Jenis-Jenis Batas Lempeng Tektonik
Terdapat tiga jenis batas lempeng tektonik berdasarkan pergerakan lempeng secara relatif terhadap satu dengan lainnya. Ketiga jenis ini erat hubungannya dengan fenomena-fenomena di permukaan bumi. Berikut penjelasannya secara rinci:
1. Batas Divergen
Batas divergen disebut juga sebagai zona pertambahan atau pembentukan lempeng baru. Batas divergen merupakan zona dimana lempeng-lempeng bergerak saling menjauh satu sama lainnya. Oleh sebab itu, bagian yang kosong karena adanya pergerakan lempeng menjauh akan terisi oleh bagian dari mantel bumi di lapisan litosfer.
Kondisi tersebut akan menyebabkan mid oceanic ridge atau rift valley. Hal tersebut membuat lempeng benua terbelah menjadi dua sehingga timbul intrusi magma pada bagian tengah lempeng yang ditinggalkan. Intrusi magma ini merupakan muncul karena adanya arus konveksi yang mendorong kedua lempeng bergerak pada arah berbeda.
Kemudian magma tersebut akan mendingin serta mengeras sehingga terciptalah litosfer samudera baru. Dari penjelasan di atas dapat disimpulkan bahwa evolusi batas divergen memiliki tiga tahap penting pada proses kejadiannya. Pertama, batas divergen membuat lempeng yang ada pada litosfer bergerak membelah atau menjauh satu sama lain.
Kedua, saat lempeng tersebut membelah, magma dari astenosfer akan memenuhi bagian yang kosong atau celah tersebut. Ketiga, celah tersebut akhirnya membentuk lautan sempit. Misalnya, Laut Merah dan laut sempit yang terbentuk di Teluk California.
2. Batas Konvergen
Batas konvergen merupakan suatu zona penghancuran atau pengkonsumsian. Oleh sebab itu, lempeng-lempeng pada permukaan bumi relatif saling mendekat satu sama lain. Salah satu lempeng akan masuk menghujam serta menembus mantel sehingga lempeng tersebut mengalami peleburan atau penghancuran karena suhu tinggi.
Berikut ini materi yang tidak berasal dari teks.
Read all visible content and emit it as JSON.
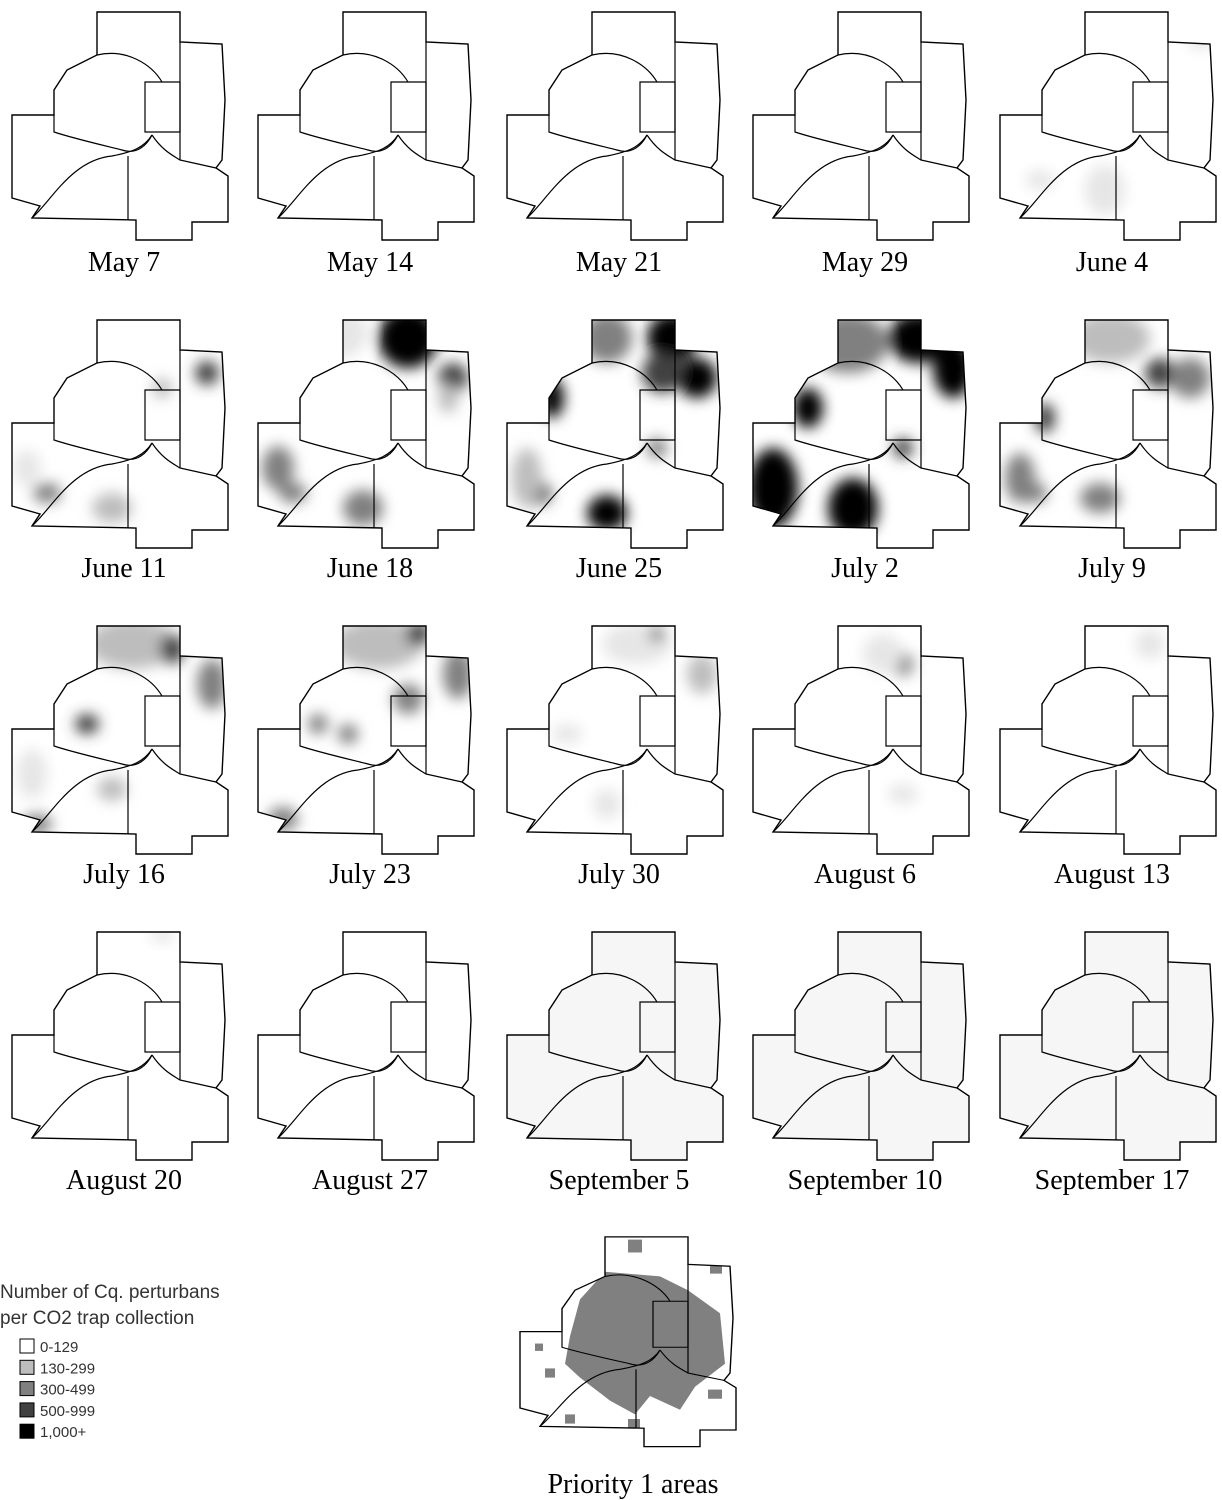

Pada zona konvergen ini banyak terjadi fenomena subduksi dan kolisi. Jika lempeng-lempeng memiliki bahan yang berat maka akan terjadi subduksi. Sedangkan jika lempeng-lempeng memiliki bahan yang ringan akan terjadi kolisi.
Gerakan kolisi di permukaan bumi dapat menimbulkan barisan pegunungan. Sedangkan gerakan subduksi menciptakan barisan pegunungan vulkanik. Selain itu, akan terjadi lipatan pada wilayah lempeng yang tertekan karena deformasi batuan.
Pergerakan lempeng pada zona konvergen dilihat dari wilayah subduksi dan kolisi. Contohnya seperti, (a) Gerakan yang terjadi antara lempeng samudera dengan lempeng samudera yang dapat membentuk sebuah pulau, misalnya Pulau Montserrat di Karibia; (b) Gerakan yang terjadi antara lempeng samudera dengan lempeng benua yang membentukan barisan pegunungan dengan aktivitas vulkanisme tinggi, misalnya Pegunungan Andes di Amerika Selatan; (c) Gerakan yang terjadi antara lempeng benua dengan lempeng benua menyebabkan litosfer zona subduksi mengalami deformasi, misalnya pembentukan Pegunungan Himalaya. Dari proses konvergen tersebut seringkali juga menciptakan pola gempa bumi dengan sebaran yang berbeda-beda di setiap daerah sesuai dengan karakteristik wilayah.
3. Batas Transform
Batas transform disebut juga dengan batas geser (Shear Boundary). Hal ini dikarenakan pada batas transform tidak terdapat litosfer yang dihancurkan maupun tidak terdapat litosfer baru yang diciptakan. Lempeng-lempeng akan cenderung bergerak secara lateral atau mendatar satu sama lainnya.
Namun pada batas ini akan banyak ditemukan patahan transform (transform fault). Misalnya seperti patahan punggung laut dengan panjang ratusan kilometer. Patahan jenis ini banyak dijumpai di wilayah Lautan Pasifik, Atlantik, maupun lautan selatan.
Selain itu, batas transform juga mengakibatkan gerakan relatif sinistral (ke kiri di sisi yang berlawanan) maupun dekstral (ke kanan di sisi yang berlawanan). Hal ini menciptakan sesar, seperti Sesar San Andreas di California. Perlu diingat juga Grameds, bahwa batas transform banyak terjadi di dasar laut.